Trip to UK is booked for July. Have flights and lodging. Now I have a question. Is it better/cheaper to buy things like train tickets, Oyster card, any admission stuff ahead of time? I think I heard, or read, somewhere that it's cheaper to buy the train passes, or tickets here rather than waiting until we get to the UK. Dd said we can get the Oyster card there, and probably should wait. I think the only train we'll be taking is from London to Liverpool and back, and it looks like I can buy it online and change the date/time if needed. I know the dates we'll be going, but not exact times.

TIA for any input.


----------



## Carolinian (Apr 2, 2010)

UK train tickets are cheaper ahead of time, but make sure you do not use a US-based service like RailEurope, which will charge you more.  Buy them online from a site based in the UK.


----------



## Timeshare Von (Apr 2, 2010)

We didn't do the rail when we were last there on a TS vacation, but we did buy the Heritage Pass in advance which provided great discounts on admissions to many of the things we were planning to see and do over our two weeks there (one in Scotland and the other in England).
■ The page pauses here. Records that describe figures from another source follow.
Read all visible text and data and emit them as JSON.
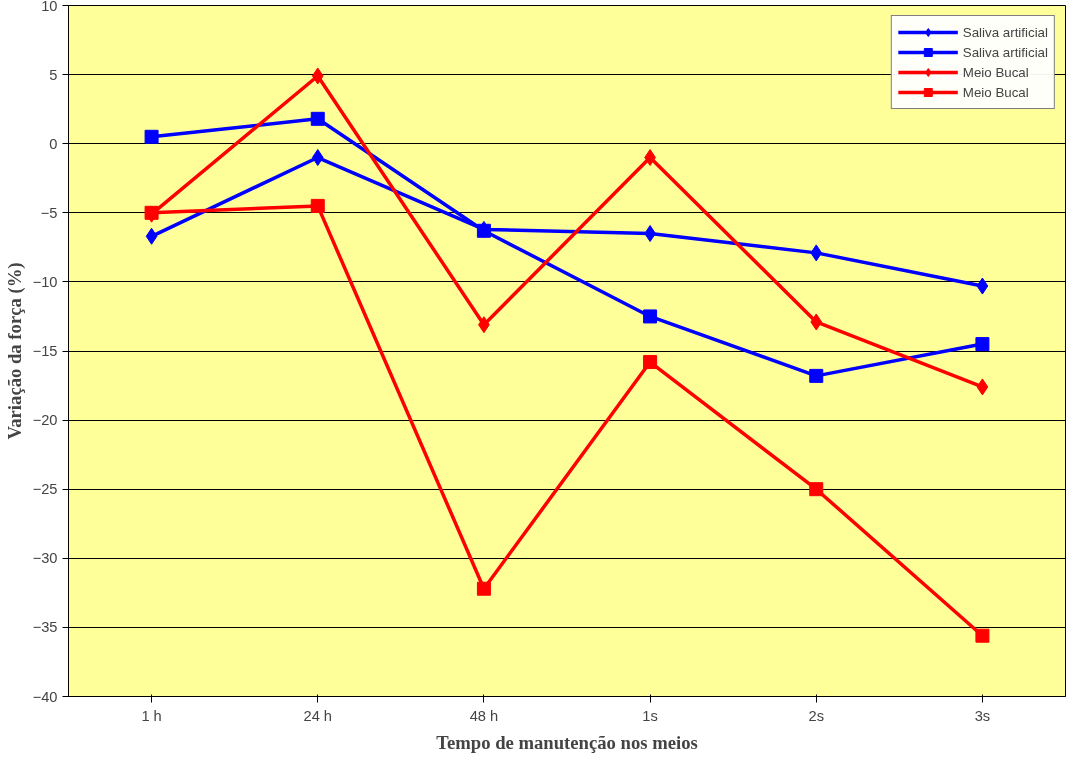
{
  "chart_data": {
    "type": "line",
    "xlabel": "Tempo de manutenção nos meios",
    "ylabel": "Variação da força (%)",
    "categories": [
      "1 h",
      "24 h",
      "48 h",
      "1s",
      "2s",
      "3s"
    ],
    "ylim": [
      -40,
      10
    ],
    "yticks": [
      -40,
      -35,
      -30,
      -25,
      -20,
      -15,
      -10,
      -5,
      0,
      5,
      10
    ],
    "grid": "y",
    "legend": "top right",
    "series": [
      {
        "name": "Saliva artificial",
        "color": "#0000ff",
        "marker": "diamond",
        "values": [
          -6.7,
          -1.0,
          -6.2,
          -6.5,
          -7.9,
          -10.3
        ]
      },
      {
        "name": "Saliva artificial",
        "color": "#0000ff",
        "marker": "square",
        "values": [
          0.5,
          1.8,
          -6.3,
          -12.5,
          -16.8,
          -14.5
        ]
      },
      {
        "name": "Meio Bucal",
        "color": "#ff0000",
        "marker": "diamond",
        "values": [
          -5.1,
          4.9,
          -13.1,
          -1.0,
          -12.9,
          -17.6
        ]
      },
      {
        "name": "Meio Bucal",
        "color": "#ff0000",
        "marker": "square",
        "values": [
          -5.0,
          -4.5,
          -32.2,
          -15.8,
          -25.0,
          -35.6
        ]
      }
    ]
  }
}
Here's a link to the article I wrote on the subject:  http://www.igougo.com/story-s132611...s_Making_the_Most_of_Your_Vacation_Money.html .


----------



## Luanne (Apr 2, 2010)

Carolinian said:


> UK train tickets are cheaper ahead of time, but make sure you do not use a US-based service like RailEurope, which will charge you more.  Buy them online from a site based in the UK.



I'd been checking Britrail.  I think that is based in the UK.  It's where we purchased dd's rail pass when she went to the UK last year.


----------



## Cotswolder (Apr 3, 2010)

Try either of these.

http://www.thetrainline.com

http://www.nationalrail.co.uk


----------



## Carolinian (Apr 4, 2010)

Luanne said:


> I'd been checking Britrail.  I think that is based in the UK.  It's where we purchased dd's rail pass when she went to the UK last year.



I was not familiar with that site, but in looking it up, it really pushes rail passes which are only availible to non-residents, so I would strongly suspect that it is not based in the UK.  If the site address ends in ''co.uk'' then it is a strong bet that it is in the UK, but if it ends in ''.com'' it may or may not be.


----------



## "Roger" (Apr 10, 2010)

As mentioned above, you can buy advanced rail tickets far more cheaply.  As Carolinian notes, British Rail appears to offer passes and they are an expensive alternative. If you are just taking the one train journey, better to just settle on a time.  (If it is a matter of taking the train the same day that you fly in, they have options that allow to take a different train if your plane is delayed that are at no extra cost.)

I have used the national rail site that Cotswolder links to.  They do have "anytime" ticket options, but you do pay a hefty price for that. (Sometimes I use the national rail site to first establish which of the British train lines goes to where I am thinking of going and then go to that train line's own site.  Sometimes you will see extra options pop up.)

Sometimes there are very good bargains on advanced first class tickets, but only in limited numbers. He who hesitates is lost. (Usually, tickets first become available twelve weeks in advance.)

Heritage is just one of a number organizations that offer passes to multiple sites.  There is also the National Trust and English Heritage.  Whether any of these passes are worth while depends upon where you are going and what happens to be in the area.  I tend to use National Trust and just decide that there sites are where I will go.  (They have wonderful country estates often with good lunch rooms on site.)  You need to look over the sites offered by any of these organizations and decide ahead of time if paying the pass is better than just paying individual entry fees.


----------